Я стал считать, но у меня так скакали и путались мысли, что пришлось пересчитывать заново.
— Пятнадцать.
Алан присвистнул.
— Ладно, — сказал он, — с этим ничего не поделаешь. Теперь слушай. Мое дело оборонять дверь, здесь, я предвижу, схватка будет самой жаркой. В ней твое участие не требуется. Да смотри, не стреляй в эту сторону, разве что меня свалят с ног. По мне лучше десять недругов впереди, чем один союзничек вроде тебя, который палит из пистолета прямо мне в спину.
Я сказал, что я и вправду не бог весть какой стрелок.
— Смело сказано! — воскликнул он, в восторге от моего прямодушия. — Не каждый благородный дворянин отважится на такое признание.
— Но как быть с той дверью, что позади вас, сэр? — сказал я. — Вдруг они попробуют ее взломать?
— А вот это уж будет твоя забота, — сказал он. — Как только кончишь заряжать пистолеты, влезешь вон на ту койку, откуда видно в окно. Если кто-нибудь хоть пальцем тронет дверь, стреляй. Но это еще не все. Сейчас узнаем, какой из тебя выйдет солдат. Что еще тебе надо охранять?
— Люк, — ответил я. — Но, право, — мистер Стюарт, чтобы охранять и то и другое, мне потребуется еще пара глаз на затылке, ведь когда я лицом к люку, я спиной к окну.
— Очень верное наблюдение, — сказал Алан. — Ну, а уши у тебя имеются?
— Правда! — воскликнул я. — Я услышу, если разобьется стекло!
— Вижу в тебе зачатки здравого смысла, — мрачно заключил Алан.
ГЛАВА X
ОСАДА РУБКИ
Между тем время затишья было на исходе. У тех, кто ждал меня на палубе, истощилось терпение: не успел Алан договорить, как в дверях появился капитан.
— Стой! — крикнул Алан, направляя на него шпагу.
Капитан, точно, остановился, но не переменился в лице и не отступил ни на шаг.
— Обнаженная шпага? — сказал он. — Странная плата за гостеприимство.
— Вы хорошо меня видите? — сказал Алан. — Я из рода королей, я ношу королевское имя. У меня на гербе — дуб. А шпагу мою вам видно? Она снесла головы стольким вигамурам, что у вас пальцев на ногах не хватит, чтобы сосчитать.

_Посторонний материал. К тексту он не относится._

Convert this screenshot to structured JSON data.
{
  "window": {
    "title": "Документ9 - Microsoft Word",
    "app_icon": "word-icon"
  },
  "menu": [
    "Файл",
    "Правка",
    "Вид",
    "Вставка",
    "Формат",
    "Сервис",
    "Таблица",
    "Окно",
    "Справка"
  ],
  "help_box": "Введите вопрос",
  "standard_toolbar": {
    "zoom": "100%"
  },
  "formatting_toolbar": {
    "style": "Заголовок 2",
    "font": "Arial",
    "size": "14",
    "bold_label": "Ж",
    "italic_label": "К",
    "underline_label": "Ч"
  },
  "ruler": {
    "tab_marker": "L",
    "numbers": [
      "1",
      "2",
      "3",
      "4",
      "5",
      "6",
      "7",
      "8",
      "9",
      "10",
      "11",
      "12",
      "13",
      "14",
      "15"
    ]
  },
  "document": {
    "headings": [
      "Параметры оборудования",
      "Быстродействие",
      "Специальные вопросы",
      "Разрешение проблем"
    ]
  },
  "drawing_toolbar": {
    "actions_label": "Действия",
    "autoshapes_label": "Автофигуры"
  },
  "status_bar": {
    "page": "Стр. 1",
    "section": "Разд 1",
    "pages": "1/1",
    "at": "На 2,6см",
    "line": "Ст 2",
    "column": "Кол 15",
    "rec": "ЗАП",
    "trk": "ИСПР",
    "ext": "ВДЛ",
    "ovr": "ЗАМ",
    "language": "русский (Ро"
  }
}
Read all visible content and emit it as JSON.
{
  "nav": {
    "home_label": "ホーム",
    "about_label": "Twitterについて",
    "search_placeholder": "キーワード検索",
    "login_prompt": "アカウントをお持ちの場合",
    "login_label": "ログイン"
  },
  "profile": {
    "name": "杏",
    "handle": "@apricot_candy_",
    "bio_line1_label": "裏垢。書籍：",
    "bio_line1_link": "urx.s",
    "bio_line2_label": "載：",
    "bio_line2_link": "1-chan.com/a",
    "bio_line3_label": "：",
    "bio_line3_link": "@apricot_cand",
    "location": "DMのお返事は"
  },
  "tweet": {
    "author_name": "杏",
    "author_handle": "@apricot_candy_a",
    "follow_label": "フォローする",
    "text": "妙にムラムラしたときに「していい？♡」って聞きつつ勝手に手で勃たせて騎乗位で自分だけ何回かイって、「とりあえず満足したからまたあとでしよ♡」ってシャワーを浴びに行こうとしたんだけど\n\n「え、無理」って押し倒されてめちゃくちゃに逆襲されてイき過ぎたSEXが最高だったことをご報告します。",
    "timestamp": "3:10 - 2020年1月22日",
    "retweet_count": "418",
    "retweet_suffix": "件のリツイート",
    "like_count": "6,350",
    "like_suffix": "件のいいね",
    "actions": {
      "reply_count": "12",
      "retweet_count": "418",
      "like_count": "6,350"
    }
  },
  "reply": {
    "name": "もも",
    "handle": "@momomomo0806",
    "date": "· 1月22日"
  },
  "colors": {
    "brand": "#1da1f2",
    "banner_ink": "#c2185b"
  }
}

Созывайте же на подмогу ваш сброд, сэр, и нападайте! Чем раньше завяжется схватка, тем скорей вы отведаете вкус вот этой стали!
Алану капитан ничего не ответил, мне же метнул убийственный взгляд.
— Дэвид, — сказал он. — Я тебе это припомню.
От звука его голоса у меня мороз прошел по коже.
В следующее мгновение он исчез.
— Ну, — сказал Алан, — держись и не теряй головы: сейчас будет драка. Он выхватил кинжал, чтобы держать его в левой руке на случай, если кто-нибудь попробует проскочить под занесенной шпагой. Я же, набрав охапку пистолетов, взобрался на койку и с замирающим сердцем отворил оконце, через которое мне предстояло вести наблюдение. Отсюда виден был лишь небольшой кусочек палубы, но для нашей цели этого было довольно. Море совсем успокоилось, а ветер дул все в том же направлении, паруса не брали его, и на бриге воцарилась мертвая тишина, но я мог бы побожиться, что различаю в ней приглушенный ропот голосов. Еще немного спустя до меня донесся лязг стали, и я понял, что в неприятельском стане раздают кортики и один уронили на палубу; потом снова наступила тишина.